Say the casino has a game where you bet $10, flip a coin, and if you win the flip you get $19. This is close to how roulette works if you bet on red or black (instead of getting a <2x payout, you have a <50% chance to win due to there being slots on the roulette wheel where neither red nor black wins).
If you only play once, you have a 50% chance to win $9, and a 50% chance to lose $10. This means that on average, you’ll lose $.50 every time you play. There’s nothing preventing you from winning twice in a row and walking away having won $18… but you had a 25% chance of that happening.
The “house always wins” because they’re counting on the game being played a thousand times. Sure, there will be players who win a couple rounds in a row and walk away winners… but there will also be players who lose twice in a row out the outset and lose *more* than 50 cents per round they played.
The critical thing is that as more games are played, the range of outcomes gets closer and closer to 50/50. Winning 2 out of 2 games is a 25% chance. Winning 10 out of 10 games is a less than 1% chance.

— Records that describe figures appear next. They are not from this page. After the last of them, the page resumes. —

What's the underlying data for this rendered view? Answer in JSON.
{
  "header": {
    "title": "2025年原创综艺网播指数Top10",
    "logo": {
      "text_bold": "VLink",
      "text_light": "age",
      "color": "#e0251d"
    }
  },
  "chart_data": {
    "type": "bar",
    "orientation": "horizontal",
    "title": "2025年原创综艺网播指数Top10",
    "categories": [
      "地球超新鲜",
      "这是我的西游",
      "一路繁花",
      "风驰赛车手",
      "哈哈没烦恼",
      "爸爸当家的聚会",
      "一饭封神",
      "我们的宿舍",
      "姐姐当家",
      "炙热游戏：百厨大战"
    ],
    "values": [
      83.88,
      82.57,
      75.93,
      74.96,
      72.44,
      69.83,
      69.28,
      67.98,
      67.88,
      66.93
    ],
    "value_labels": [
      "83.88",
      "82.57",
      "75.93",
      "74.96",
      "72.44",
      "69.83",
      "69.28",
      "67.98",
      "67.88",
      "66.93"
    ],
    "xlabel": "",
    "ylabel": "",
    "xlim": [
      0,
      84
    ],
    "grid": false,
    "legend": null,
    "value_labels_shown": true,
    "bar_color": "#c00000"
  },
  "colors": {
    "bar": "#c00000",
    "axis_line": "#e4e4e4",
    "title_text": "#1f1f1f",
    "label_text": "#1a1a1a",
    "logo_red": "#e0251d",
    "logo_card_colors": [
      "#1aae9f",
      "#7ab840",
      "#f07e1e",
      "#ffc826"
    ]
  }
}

And because the house gains more each time a player loses than the house loses each time a player wins, the math quickly gets to the point where the odds of an outcome where the player have won *enough games beyond 50%* to beat the average 50 cent loss is near-impossible.
Extending the coin flip game above, players need to win ~53% of the time to break even, due to the $10 pay in and $9 payout. The more games are played, the less likely a 53% winrate becomes. 53 heads in 100 games is a ~30% chance. 530 heads in 1000 games is a ~3% chance. The more games are played, the less likely it is that the result stray far from 50/50… and the house edge makes it so that the results *do* have to be relatively far from 50/50 for the house to lose money.